Description of problem:
When trying to set a watch on a directory or file as shown in sample.rules, I
receive the following error message:
Error sending watch insert request (Invalid argument)
This error message occurs when trying to configure the watch in /etc/audit.rules
with the line:
-w /var/log/audit/audit.log -k AUDIT_LOG
It also occurs when using the auditctl command to add the watch.

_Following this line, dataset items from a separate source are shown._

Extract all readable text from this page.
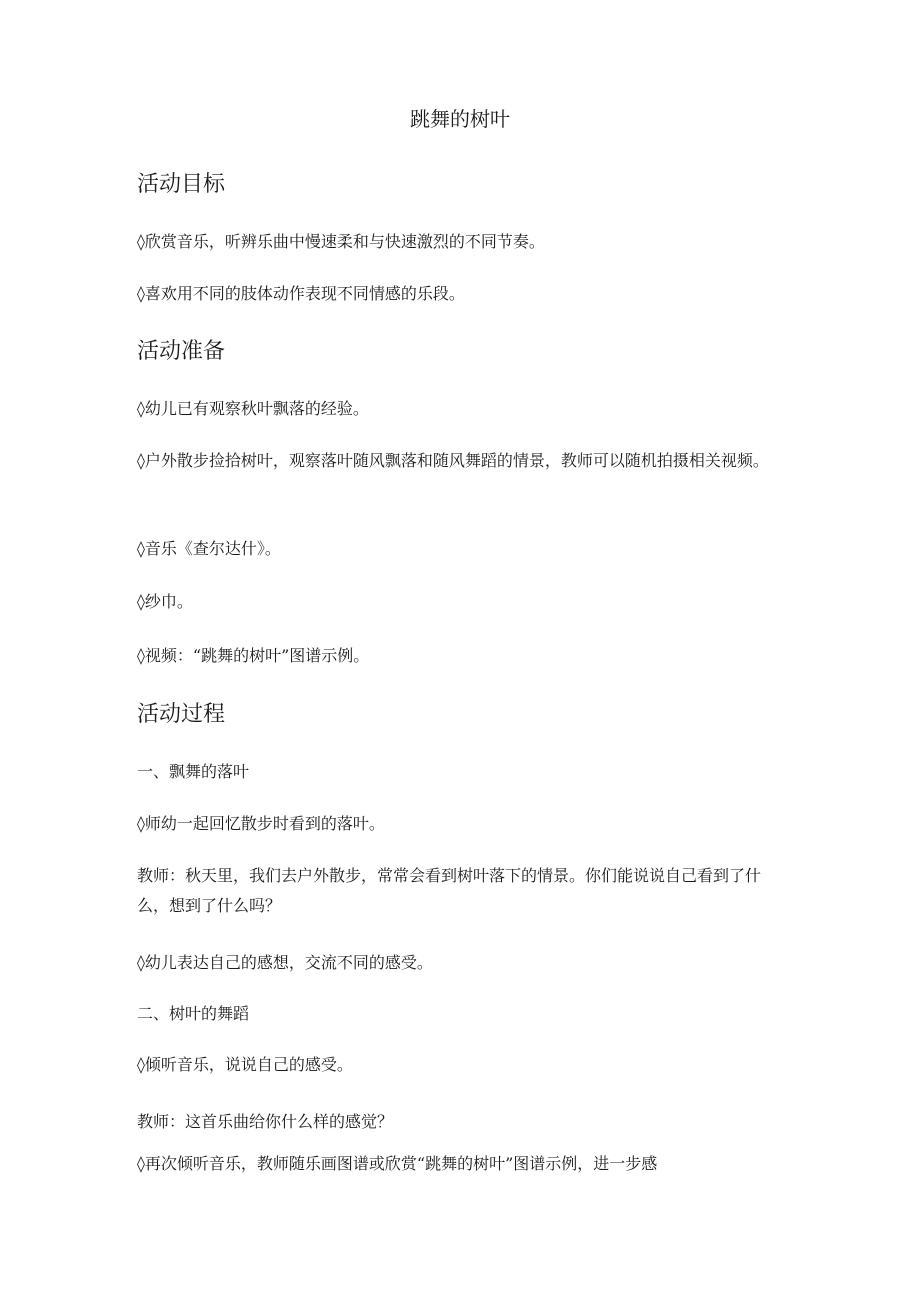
跳舞的树叶
活动目标
◊欣赏音乐，听辨乐曲中慢速柔和与快速激烈的不同节奏。
◊喜欢用不同的肢体动作表现不同情感的乐段。
活动准备
◊幼儿已有观察秋叶飘落的经验。
◊户外散步捡拾树叶，观察落叶随风飘落和随风舞蹈的情景，教师可以随机拍摄相关视频。
◊音乐《查尔达什》。
◊纱巾。
◊视频：“跳舞的树叶”图谱示例。
活动过程
一、飘舞的落叶
◊师幼一起回忆散步时看到的落叶。
教师：秋天里，我们去户外散步，常常会看到树叶落下的情景。你们能说说自己看到了什么，想到了什么吗？
◊幼儿表达自己的感想，交流不同的感受。
二、树叶的舞蹈
◊倾听音乐，说说自己的感受。
教师：这首乐曲给你什么样的感觉？
◊再次倾听音乐，教师随乐画图谱或欣赏“跳舞的树叶”图谱示例，进一步感
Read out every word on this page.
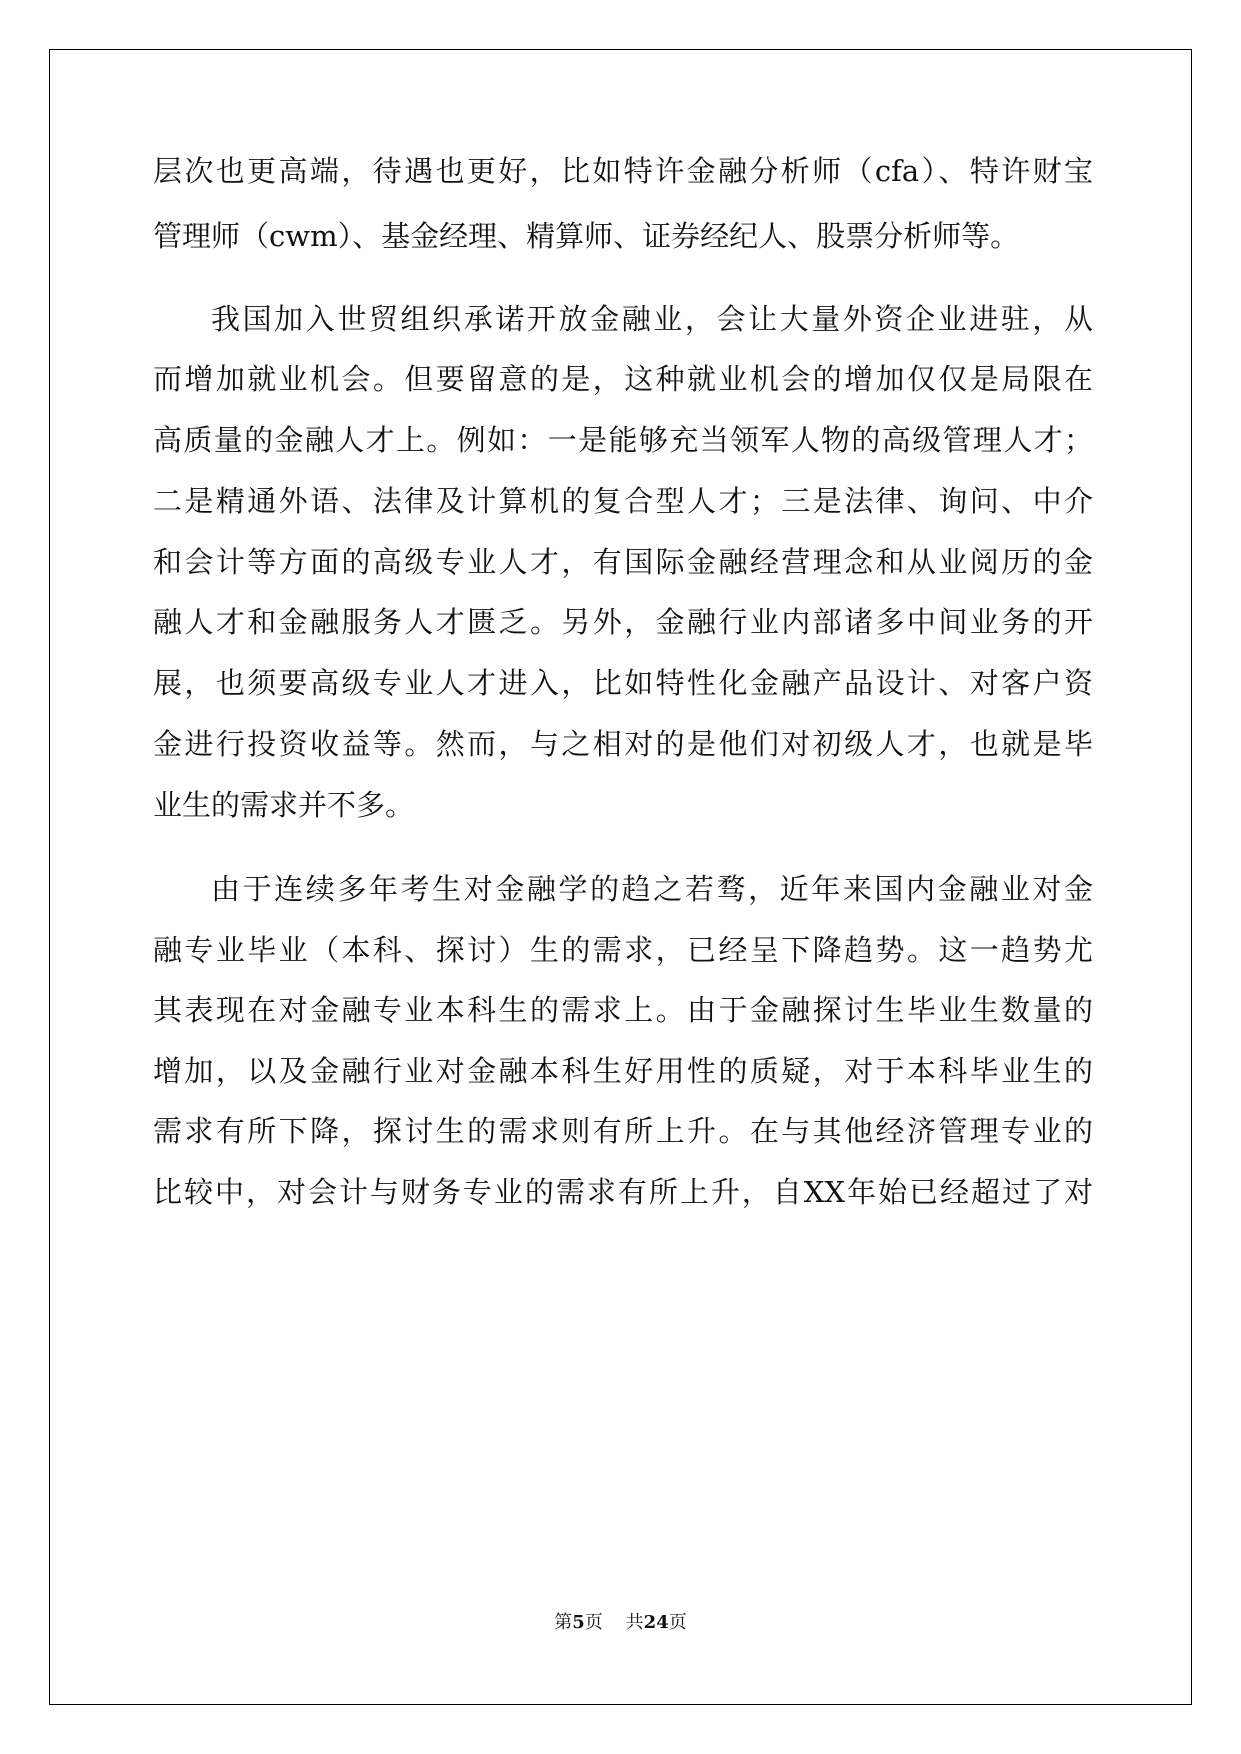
层次也更高端，待遇也更好，比如特许金融分析师（cfa）、特许财宝
管理师（cwm）、基金经理、精算师、证券经纪人、股票分析师等。
我国加入世贸组织承诺开放金融业，会让大量外资企业进驻，从
而增加就业机会。但要留意的是，这种就业机会的增加仅仅是局限在
高质量的金融人才上。例如：一是能够充当领军人物的高级管理人才；
二是精通外语、法律及计算机的复合型人才；三是法律、询问、中介
和会计等方面的高级专业人才，有国际金融经营理念和从业阅历的金
融人才和金融服务人才匮乏。另外，金融行业内部诸多中间业务的开
展，也须要高级专业人才进入，比如特性化金融产品设计、对客户资
金进行投资收益等。然而，与之相对的是他们对初级人才，也就是毕
业生的需求并不多。
由于连续多年考生对金融学的趋之若骛，近年来国内金融业对金
融专业毕业（本科、探讨）生的需求，已经呈下降趋势。这一趋势尤
其表现在对金融专业本科生的需求上。由于金融探讨生毕业生数量的
增加，以及金融行业对金融本科生好用性的质疑，对于本科毕业生的
需求有所下降，探讨生的需求则有所上升。在与其他经济管理专业的
比较中，对会计与财务专业的需求有所上升，自XX年始已经超过了对
第5页 共24页
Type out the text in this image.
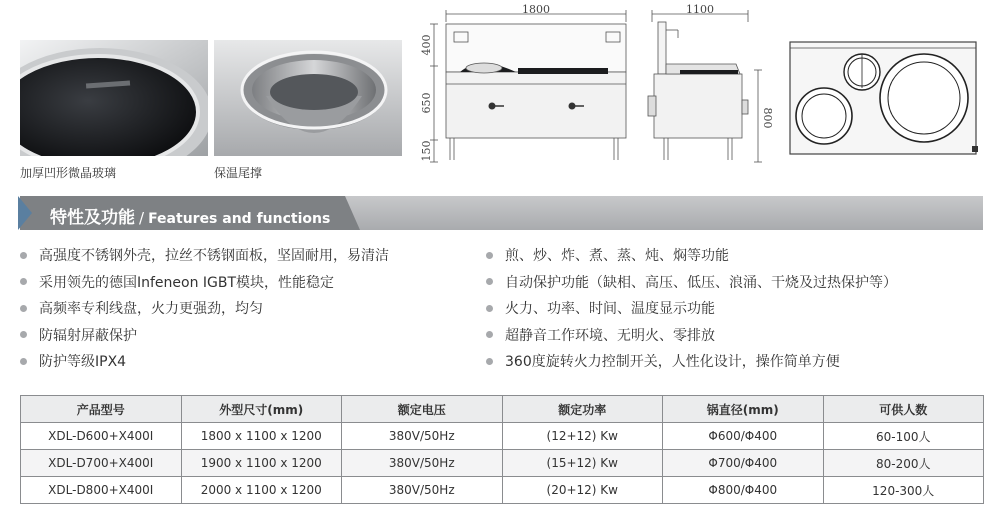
加厚凹形微晶玻璃	保温尾撑
1800
400
650
150
1100
800
特性及功能 / Features and functions
高强度不锈钢外壳，拉丝不锈钢面板，坚固耐用，易清洁
采用领先的德国Infeneon IGBT模块，性能稳定
高频率专利线盘，火力更强劲，均匀
防辐射屏蔽保护
防护等级IPX4
煎、炒、炸、煮、蒸、炖、焖等功能
自动保护功能（缺相、高压、低压、浪涌、干烧及过热保护等）
火力、功率、时间、温度显示功能
超静音工作环境、无明火、零排放
360度旋转火力控制开关，人性化设计，操作简单方便
产品型号	外型尺寸(mm)	额定电压	额定功率	锅直径(mm)	可供人数
XDL-D600+X400I	1800 x 1100 x 1200	380V/50Hz	(12+12) Kw	Φ600/Φ400	60-100人
XDL-D700+X400I	1900 x 1100 x 1200	380V/50Hz	(15+12) Kw	Φ700/Φ400	80-200人
XDL-D800+X400I	2000 x 1100 x 1200	380V/50Hz	(20+12) Kw	Φ800/Φ400	120-300人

Version-Release number of selected component (if applicable):
# rpm -q audit
Steps to Reproduce:
1.Modify /etc/audit.rules to include watch
2.Start or restart auditd
3.See error message
Successful addition of watch and audit messages about changes to files in directory
File system watch support depends on the kernel you are running. For fedora, we
are hoping to have it all upstream in the 2.6.18 kernel. The people doing
netlink communication changed the protocol in 2.6.16 and audit 1.1.5 doesn't
understand the reply and prints the message you are getting. It used to say
watches not supported.
The plan we are working is to try to get watches stabilized for inclusion in the
next kernel and then update fedora so that it all works when the right kernel
finally gets loaded. Do you want me to patch 1.1.5 so that it says "watches not
Thanks for letting me know why it doesn't work. If it is going to be a while
before watches work again, it would save others time if it says "watches not
supported at this time" or maybe something like "watches unavailable, waiting
for kernel support" so users know it is something that will be fixed in the future.
The 2.6.18rc7 kernel has all the features for file watches.
audit 1.2.7 was built for FC5 & FC6. It provides the user space side of the
audit system from the 2.6.18 kernel. Please upgrade both packages when they are
released. Thanks for reporting the problem.